Its view of the ML model as an agent acting within an environment, allows for
learning by trial and error and therefore reasoning beyond human expert
knowledge.
RL is a quickly evolving field with new algorithms and applications being
developed constantly.
Therefore this course will begin with teaching the mathematical foundations of RL
and give an overview over the field's development up until today.
At the end of the lecture you will be able to understand the current state of RL
research as well as reason about the theoretical foundations of different RL
approaches.
Via the accompanying exercises you will be introduced to implementing several RL
algorithms as well as the general RL pipeline, including learning environments,
agent evaluation and hyperparameter settings.
At the end of the semester you will apply your new skills to an interesting RL project of your choice.
Requirements
We strongly recommend that you know the foundations of
- AI
- Machine Learning
- Deep Learning
in order to attend the course. You should have attended at least one other course for ML and DL in the past.
Topics
Lecture topics include:
- Markov-Decision Processes
- Value-function Approximation
- Policy Search
- Model-based RL
- Deep RL
Literature
Reinforcement Learning by Richard S. Sutton and Andrew G. Barto
Dynamics
This course as well as the exercises will be in English only.

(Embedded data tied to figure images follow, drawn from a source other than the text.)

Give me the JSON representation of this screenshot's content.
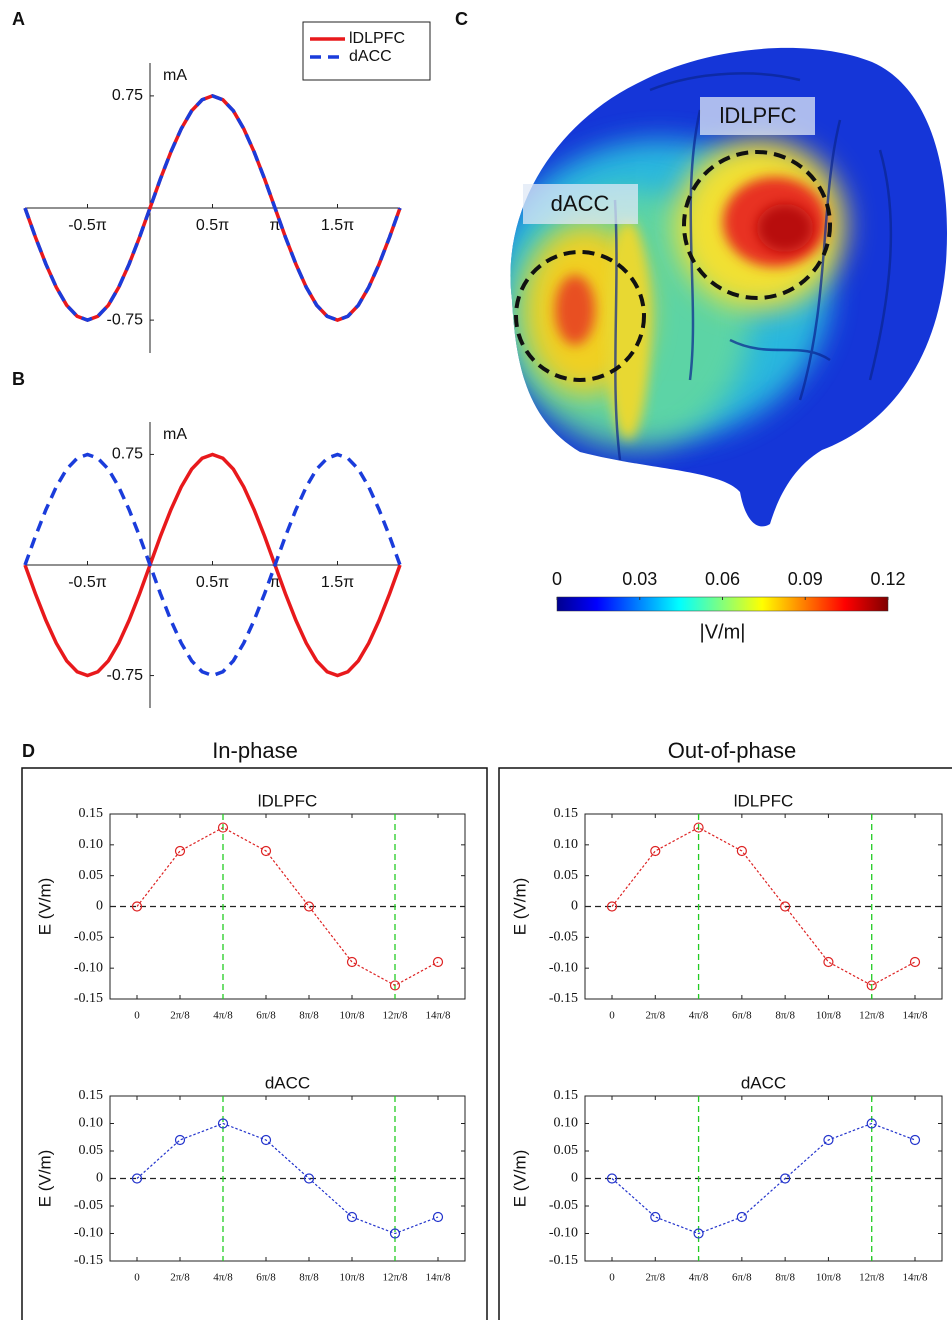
{
  "figure": {
    "panel_labels": [
      "A",
      "B",
      "C",
      "D"
    ],
    "column_titles": [
      "In-phase",
      "Out-of-phase"
    ]
  },
  "chart_data": [
    {
      "type": "line",
      "x": [
        -1,
        -0.917,
        -0.833,
        -0.75,
        -0.667,
        -0.583,
        -0.5,
        -0.417,
        -0.333,
        -0.25,
        -0.167,
        -0.083,
        0,
        0.083,
        0.167,
        0.25,
        0.333,
        0.417,
        0.5,
        0.583,
        0.667,
        0.75,
        0.833,
        0.917,
        1,
        1.083,
        1.167,
        1.25,
        1.333,
        1.417,
        1.5,
        1.583,
        1.667,
        1.75,
        1.833,
        1.917,
        2
      ],
      "xlim": [
        -1,
        2
      ],
      "xticks": [
        {
          "value": -0.5,
          "label": "-0.5π"
        },
        {
          "value": 0.5,
          "label": "0.5π"
        },
        {
          "value": 1,
          "label": "π"
        },
        {
          "value": 1.5,
          "label": "1.5π"
        }
      ],
      "ylim": [
        -0.97,
        0.97
      ],
      "yticks": [
        0.75,
        -0.75
      ],
      "ylabel": "mA",
      "legend": "top-right",
      "series": [
        {
          "name": "lDLPFC",
          "color": "#e8191c",
          "dash": false,
          "values": [
            0,
            -0.194,
            -0.375,
            -0.53,
            -0.65,
            -0.724,
            -0.75,
            -0.724,
            -0.65,
            -0.53,
            -0.375,
            -0.194,
            0,
            0.194,
            0.375,
            0.53,
            0.65,
            0.724,
            0.75,
            0.724,
            0.65,
            0.53,
            0.375,
            0.194,
            0,
            -0.194,
            -0.375,
            -0.53,
            -0.65,
            -0.724,
            -0.75,
            -0.724,
            -0.65,
            -0.53,
            -0.375,
            -0.194,
            0
          ]
        },
        {
          "name": "dACC",
          "color": "#1a3cdb",
          "dash": true,
          "values": [
            0,
            -0.194,
            -0.375,
            -0.53,
            -0.65,
            -0.724,
            -0.75,
            -0.724,
            -0.65,
            -0.53,
            -0.375,
            -0.194,
            0,
            0.194,
            0.375,
            0.53,
            0.65,
            0.724,
            0.75,
            0.724,
            0.65,
            0.53,
            0.375,
            0.194,
            0,
            -0.194,
            -0.375,
            -0.53,
            -0.65,
            -0.724,
            -0.75,
            -0.724,
            -0.65,
            -0.53,
            -0.375,
            -0.194,
            0
          ]
        }
      ]
    },
    {
      "type": "line",
      "x": [
        -1,
        -0.917,
        -0.833,
        -0.75,
        -0.667,
        -0.583,
        -0.5,
        -0.417,
        -0.333,
        -0.25,
        -0.167,
        -0.083,
        0,
        0.083,
        0.167,
        0.25,
        0.333,
        0.417,
        0.5,
        0.583,
        0.667,
        0.75,
        0.833,
        0.917,
        1,
        1.083,
        1.167,
        1.25,
        1.333,
        1.417,
        1.5,
        1.583,
        1.667,
        1.75,
        1.833,
        1.917,
        2
      ],
      "xlim": [
        -1,
        2
      ],
      "xticks": [
        {
          "value": -0.5,
          "label": "-0.5π"
        },
        {
          "value": 0.5,
          "label": "0.5π"
        },
        {
          "value": 1,
          "label": "π"
        },
        {
          "value": 1.5,
          "label": "1.5π"
        }
      ],
      "ylim": [
        -0.97,
        0.97
      ],
      "yticks": [
        0.75,
        -0.75
      ],
      "ylabel": "mA",
      "series": [
        {
          "color": "#e8191c",
          "dash": false,
          "values": [
            0,
            -0.194,
            -0.375,
            -0.53,
            -0.65,
            -0.724,
            -0.75,
            -0.724,
            -0.65,
            -0.53,
            -0.375,
            -0.194,
            0,
            0.194,
            0.375,
            0.53,
            0.65,
            0.724,
            0.75,
            0.724,
            0.65,
            0.53,
            0.375,
            0.194,
            0,
            -0.194,
            -0.375,
            -0.53,
            -0.65,
            -0.724,
            -0.75,
            -0.724,
            -0.65,
            -0.53,
            -0.375,
            -0.194,
            0
          ]
        },
        {
          "color": "#1a3cdb",
          "dash": true,
          "values": [
            0,
            0.194,
            0.375,
            0.53,
            0.65,
            0.724,
            0.75,
            0.724,
            0.65,
            0.53,
            0.375,
            0.194,
            0,
            -0.194,
            -0.375,
            -0.53,
            -0.65,
            -0.724,
            -0.75,
            -0.724,
            -0.65,
            -0.53,
            -0.375,
            -0.194,
            0,
            0.194,
            0.375,
            0.53,
            0.65,
            0.724,
            0.75,
            0.724,
            0.65,
            0.53,
            0.375,
            0.194,
            0
          ]
        }
      ]
    },
    {
      "type": "colorbar",
      "annotations": [
        "lDLPFC",
        "dACC"
      ],
      "xlim": [
        0,
        0.12
      ],
      "xticks": [
        0,
        0.03,
        0.06,
        0.09,
        0.12
      ],
      "xlabel": "|V/m|",
      "colormap": "jet"
    },
    {
      "type": "line",
      "title": "lDLPFC",
      "box": true,
      "zero_line": true,
      "highlight_indices": [
        2,
        6
      ],
      "categories": [
        "0",
        "2π/8",
        "4π/8",
        "6π/8",
        "8π/8",
        "10π/8",
        "12π/8",
        "14π/8"
      ],
      "ylim": [
        -0.15,
        0.15
      ],
      "yticks": [
        0.15,
        {
          "value": 0.1,
          "label": "0.10"
        },
        0.05,
        0,
        -0.05,
        {
          "value": -0.1,
          "label": "-0.10"
        },
        -0.15
      ],
      "ylabel": "E (V/m)",
      "series": [
        {
          "color": "#dd2222",
          "dash": "dotted",
          "marker": "circle",
          "values": [
            0,
            0.09,
            0.128,
            0.09,
            0,
            -0.09,
            -0.128,
            -0.09
          ]
        }
      ]
    },
    {
      "type": "line",
      "title": "dACC",
      "box": true,
      "zero_line": true,
      "highlight_indices": [
        2,
        6
      ],
      "categories": [
        "0",
        "2π/8",
        "4π/8",
        "6π/8",
        "8π/8",
        "10π/8",
        "12π/8",
        "14π/8"
      ],
      "ylim": [
        -0.15,
        0.15
      ],
      "yticks": [
        0.15,
        {
          "value": 0.1,
          "label": "0.10"
        },
        0.05,
        0,
        -0.05,
        {
          "value": -0.1,
          "label": "-0.10"
        },
        -0.15
      ],
      "ylabel": "E (V/m)",
      "series": [
        {
          "color": "#2233cc",
          "dash": "dotted",
          "marker": "circle",
          "values": [
            0,
            0.07,
            0.1,
            0.07,
            0,
            -0.07,
            -0.1,
            -0.07
          ]
        }
      ]
    },
    {
      "type": "line",
      "title": "lDLPFC",
      "box": true,
      "zero_line": true,
      "highlight_indices": [
        2,
        6
      ],
      "categories": [
        "0",
        "2π/8",
        "4π/8",
        "6π/8",
        "8π/8",
        "10π/8",
        "12π/8",
        "14π/8"
      ],
      "ylim": [
        -0.15,
        0.15
      ],
      "yticks": [
        0.15,
        {
          "value": 0.1,
          "label": "0.10"
        },
        0.05,
        0,
        -0.05,
        {
          "value": -0.1,
          "label": "-0.10"
        },
        -0.15
      ],
      "ylabel": "E (V/m)",
      "series": [
        {
          "color": "#dd2222",
          "dash": "dotted",
          "marker": "circle",
          "values": [
            0,
            0.09,
            0.128,
            0.09,
            0,
            -0.09,
            -0.128,
            -0.09
          ]
        }
      ]
    },
    {
      "type": "line",
      "title": "dACC",
      "box": true,
      "zero_line": true,
      "highlight_indices": [
        2,
        6
      ],
      "categories": [
        "0",
        "2π/8",
        "4π/8",
        "6π/8",
        "8π/8",
        "10π/8",
        "12π/8",
        "14π/8"
      ],
      "ylim": [
        -0.15,
        0.15
      ],
      "yticks": [
        0.15,
        {
          "value": 0.1,
          "label": "0.10"
        },
        0.05,
        0,
        -0.05,
        {
          "value": -0.1,
          "label": "-0.10"
        },
        -0.15
      ],
      "ylabel": "E (V/m)",
      "series": [
        {
          "color": "#2233cc",
          "dash": "dotted",
          "marker": "circle",
          "values": [
            0,
            -0.07,
            -0.1,
            -0.07,
            0,
            0.07,
            0.1,
            0.07
          ]
        }
      ]
    }
  ]
}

The course will be held online with live sessions for both lecture and exercises. There will be opportunities for questions and discussion during the lecture, additionally there will be an online forum and the exercise sessions with extra examples for the current topics. Each week there will be a programming task to be completed at home in groups of up to three students. These tasks will also be discussed during the exercises. At the end of the semester, you will be free to choose a task to tackle using RL.